Es ist auch unverständlich, weshalb es in Eglharting auf einer Länge von 500 Metern vier Ampeln und 400 Meter weiter noch eine Fußgängerbrücke gibt, jedoch im ganzen restlichen Ortsbereich auf mehreren Kilometern nur zwei Ampeln – die Wartezeiten, um auf die B304 aufzufahren oder diese zu queren, sind dort unerträglich lang, weitere Ampelanlagen, z.B. an der Kreuzung mit der Waldbahn oder auf dem Spannleitenberg, wo es schon mehrere schwere Unfälle gab, scheinen dringend notwendig.
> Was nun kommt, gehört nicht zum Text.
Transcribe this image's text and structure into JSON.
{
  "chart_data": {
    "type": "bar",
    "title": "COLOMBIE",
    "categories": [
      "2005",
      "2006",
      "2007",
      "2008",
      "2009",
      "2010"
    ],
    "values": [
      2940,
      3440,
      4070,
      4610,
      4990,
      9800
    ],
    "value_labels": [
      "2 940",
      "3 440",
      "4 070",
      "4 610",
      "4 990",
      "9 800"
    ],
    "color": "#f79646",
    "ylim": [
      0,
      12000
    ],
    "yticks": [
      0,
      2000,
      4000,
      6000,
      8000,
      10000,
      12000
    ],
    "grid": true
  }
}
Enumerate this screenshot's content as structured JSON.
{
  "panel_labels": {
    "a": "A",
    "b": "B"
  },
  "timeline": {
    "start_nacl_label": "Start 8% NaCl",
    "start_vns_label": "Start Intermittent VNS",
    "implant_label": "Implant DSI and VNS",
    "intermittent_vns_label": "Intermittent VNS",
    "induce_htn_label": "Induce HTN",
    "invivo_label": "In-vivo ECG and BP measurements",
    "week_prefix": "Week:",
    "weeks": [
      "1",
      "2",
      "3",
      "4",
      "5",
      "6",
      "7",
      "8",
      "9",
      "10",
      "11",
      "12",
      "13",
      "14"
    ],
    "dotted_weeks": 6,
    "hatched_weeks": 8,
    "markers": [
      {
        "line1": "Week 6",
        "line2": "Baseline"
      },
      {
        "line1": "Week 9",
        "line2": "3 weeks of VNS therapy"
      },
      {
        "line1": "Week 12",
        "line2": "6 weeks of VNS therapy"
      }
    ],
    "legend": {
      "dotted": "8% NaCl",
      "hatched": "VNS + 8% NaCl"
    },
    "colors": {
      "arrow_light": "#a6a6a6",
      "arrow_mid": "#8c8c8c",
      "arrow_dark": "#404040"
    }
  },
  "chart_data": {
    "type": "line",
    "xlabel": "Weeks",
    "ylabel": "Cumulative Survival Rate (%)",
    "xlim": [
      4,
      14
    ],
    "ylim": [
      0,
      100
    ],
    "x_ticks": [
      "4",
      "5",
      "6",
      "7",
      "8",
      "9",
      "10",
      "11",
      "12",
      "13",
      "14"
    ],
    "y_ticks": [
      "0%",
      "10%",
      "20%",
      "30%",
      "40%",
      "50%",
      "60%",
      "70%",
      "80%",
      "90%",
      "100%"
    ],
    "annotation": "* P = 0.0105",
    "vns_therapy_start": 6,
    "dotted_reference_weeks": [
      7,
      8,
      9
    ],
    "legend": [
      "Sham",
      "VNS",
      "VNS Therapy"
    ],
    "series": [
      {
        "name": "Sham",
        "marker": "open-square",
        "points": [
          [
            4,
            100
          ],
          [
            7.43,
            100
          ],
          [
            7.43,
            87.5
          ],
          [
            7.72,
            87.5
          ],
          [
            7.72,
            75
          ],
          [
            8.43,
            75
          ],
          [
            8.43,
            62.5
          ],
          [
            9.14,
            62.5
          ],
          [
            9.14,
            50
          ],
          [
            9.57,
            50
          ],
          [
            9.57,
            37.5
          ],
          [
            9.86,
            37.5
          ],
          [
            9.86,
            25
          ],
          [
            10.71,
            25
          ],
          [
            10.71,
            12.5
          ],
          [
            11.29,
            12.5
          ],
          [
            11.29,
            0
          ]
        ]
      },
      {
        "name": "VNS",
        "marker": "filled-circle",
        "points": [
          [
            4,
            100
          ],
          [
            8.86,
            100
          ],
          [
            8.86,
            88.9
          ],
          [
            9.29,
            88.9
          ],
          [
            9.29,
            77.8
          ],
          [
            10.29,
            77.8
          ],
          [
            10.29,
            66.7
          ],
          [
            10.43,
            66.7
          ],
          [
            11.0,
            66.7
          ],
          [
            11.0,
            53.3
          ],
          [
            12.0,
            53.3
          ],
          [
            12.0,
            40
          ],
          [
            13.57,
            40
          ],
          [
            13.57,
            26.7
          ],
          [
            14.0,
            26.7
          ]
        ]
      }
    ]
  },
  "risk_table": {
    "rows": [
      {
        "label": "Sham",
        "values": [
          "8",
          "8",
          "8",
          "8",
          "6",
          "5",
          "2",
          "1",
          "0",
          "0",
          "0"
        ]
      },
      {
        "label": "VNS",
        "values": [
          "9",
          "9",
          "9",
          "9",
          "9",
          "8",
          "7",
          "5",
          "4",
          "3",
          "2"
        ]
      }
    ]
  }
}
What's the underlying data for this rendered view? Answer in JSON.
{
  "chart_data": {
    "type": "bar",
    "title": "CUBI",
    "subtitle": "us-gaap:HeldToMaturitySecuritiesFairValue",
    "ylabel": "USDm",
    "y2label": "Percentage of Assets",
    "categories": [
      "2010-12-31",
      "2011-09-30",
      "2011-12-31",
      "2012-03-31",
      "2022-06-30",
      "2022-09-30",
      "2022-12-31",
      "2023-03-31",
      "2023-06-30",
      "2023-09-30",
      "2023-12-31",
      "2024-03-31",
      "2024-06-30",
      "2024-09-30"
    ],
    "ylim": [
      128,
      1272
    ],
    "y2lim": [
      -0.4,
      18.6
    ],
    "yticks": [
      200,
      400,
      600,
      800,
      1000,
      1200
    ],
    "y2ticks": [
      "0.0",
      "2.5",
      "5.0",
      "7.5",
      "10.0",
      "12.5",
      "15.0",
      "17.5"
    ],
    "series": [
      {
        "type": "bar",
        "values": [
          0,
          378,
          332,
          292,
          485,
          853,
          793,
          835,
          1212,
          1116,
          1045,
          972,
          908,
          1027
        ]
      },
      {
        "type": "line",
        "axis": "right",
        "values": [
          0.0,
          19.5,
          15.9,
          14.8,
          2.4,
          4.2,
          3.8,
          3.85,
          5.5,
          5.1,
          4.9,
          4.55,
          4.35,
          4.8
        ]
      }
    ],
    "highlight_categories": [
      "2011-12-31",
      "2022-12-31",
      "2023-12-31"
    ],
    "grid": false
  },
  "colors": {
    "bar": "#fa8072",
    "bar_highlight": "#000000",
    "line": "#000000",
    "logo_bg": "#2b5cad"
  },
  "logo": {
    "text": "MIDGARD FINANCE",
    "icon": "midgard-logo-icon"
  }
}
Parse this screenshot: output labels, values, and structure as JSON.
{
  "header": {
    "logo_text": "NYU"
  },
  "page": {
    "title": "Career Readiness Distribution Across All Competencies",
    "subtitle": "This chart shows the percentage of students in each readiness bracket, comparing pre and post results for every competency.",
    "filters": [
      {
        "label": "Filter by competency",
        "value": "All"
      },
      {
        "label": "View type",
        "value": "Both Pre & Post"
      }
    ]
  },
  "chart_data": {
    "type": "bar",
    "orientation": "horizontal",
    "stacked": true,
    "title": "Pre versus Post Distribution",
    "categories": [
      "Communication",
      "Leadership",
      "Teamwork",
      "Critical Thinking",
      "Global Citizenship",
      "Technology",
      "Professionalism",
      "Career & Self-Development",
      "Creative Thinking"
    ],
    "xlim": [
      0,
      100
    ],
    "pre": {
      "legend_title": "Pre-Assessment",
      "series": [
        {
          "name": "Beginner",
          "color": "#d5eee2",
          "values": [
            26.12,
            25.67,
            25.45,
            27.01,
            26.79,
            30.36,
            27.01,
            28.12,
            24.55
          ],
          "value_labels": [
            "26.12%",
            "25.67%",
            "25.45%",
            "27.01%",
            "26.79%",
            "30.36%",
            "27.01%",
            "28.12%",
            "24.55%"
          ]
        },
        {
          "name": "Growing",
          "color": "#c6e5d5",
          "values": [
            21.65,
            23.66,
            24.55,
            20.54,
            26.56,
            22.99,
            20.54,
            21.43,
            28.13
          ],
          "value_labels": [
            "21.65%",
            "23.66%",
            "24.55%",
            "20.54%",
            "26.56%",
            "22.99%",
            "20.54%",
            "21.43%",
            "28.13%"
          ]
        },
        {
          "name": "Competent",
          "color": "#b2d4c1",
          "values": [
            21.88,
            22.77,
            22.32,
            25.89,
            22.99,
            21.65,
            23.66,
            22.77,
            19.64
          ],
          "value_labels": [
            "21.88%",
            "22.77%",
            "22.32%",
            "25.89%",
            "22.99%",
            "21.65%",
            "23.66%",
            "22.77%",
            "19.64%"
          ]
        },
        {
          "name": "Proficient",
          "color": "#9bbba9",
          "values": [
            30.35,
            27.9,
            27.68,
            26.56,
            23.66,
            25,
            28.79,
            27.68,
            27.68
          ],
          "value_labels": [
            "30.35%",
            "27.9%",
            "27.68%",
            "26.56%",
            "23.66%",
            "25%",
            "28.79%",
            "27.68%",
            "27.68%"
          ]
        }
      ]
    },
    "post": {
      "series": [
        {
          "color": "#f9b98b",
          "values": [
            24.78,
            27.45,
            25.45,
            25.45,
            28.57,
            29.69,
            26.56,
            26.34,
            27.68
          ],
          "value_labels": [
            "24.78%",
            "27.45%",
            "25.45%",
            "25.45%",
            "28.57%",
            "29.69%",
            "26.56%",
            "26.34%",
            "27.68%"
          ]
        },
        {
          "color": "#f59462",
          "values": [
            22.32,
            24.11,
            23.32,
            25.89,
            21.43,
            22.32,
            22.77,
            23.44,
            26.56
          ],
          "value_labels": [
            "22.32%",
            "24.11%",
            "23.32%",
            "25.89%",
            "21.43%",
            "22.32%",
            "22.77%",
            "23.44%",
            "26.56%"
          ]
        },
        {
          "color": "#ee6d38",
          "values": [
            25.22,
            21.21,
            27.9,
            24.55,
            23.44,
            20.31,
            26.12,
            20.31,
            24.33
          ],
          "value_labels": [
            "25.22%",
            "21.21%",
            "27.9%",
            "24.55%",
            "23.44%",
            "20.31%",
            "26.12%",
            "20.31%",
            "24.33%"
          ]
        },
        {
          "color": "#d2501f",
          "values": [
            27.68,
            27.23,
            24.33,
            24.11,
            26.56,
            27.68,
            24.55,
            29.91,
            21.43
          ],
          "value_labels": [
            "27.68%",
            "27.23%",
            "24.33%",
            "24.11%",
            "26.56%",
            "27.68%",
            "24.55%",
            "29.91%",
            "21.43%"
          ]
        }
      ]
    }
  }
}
Wenn nicht doch noch ein Ruck durch die politische Gemeinde geht, dann hat MdB Dr. Lenz wohl recht: die Gemeinde muss sich überlegen, auf welche Weise das Leben an und mit der B304 in den nächsten 15-20 Jahren einigermaßen erträglich gemacht werden kann. Im Bau befindliche, genehmigte oder fest eingeplante Wohnungen für etwa 500 Menschen direkt neben der B304 als "lebende Lärmschutzwände" dürften aber nicht Teil der Lösung sein, sondern verschärfen nur die Probleme und beschleunigen den weiteren sozialen und wirtschaftlichen Abstieg Kirchseeons. Dem werden sich auch diejenigen, die meinen, das sie die Lösung der Lärmprobleme von Bahn und Straße nichts anginge, nicht entziehen können - außer sie ziehen weg, was in Kirchseeon laut dem Sozialbericht 2015 des Landratsamts Ebersberg so viele wie in keiner anderen Gemeinde im Landkreis machen.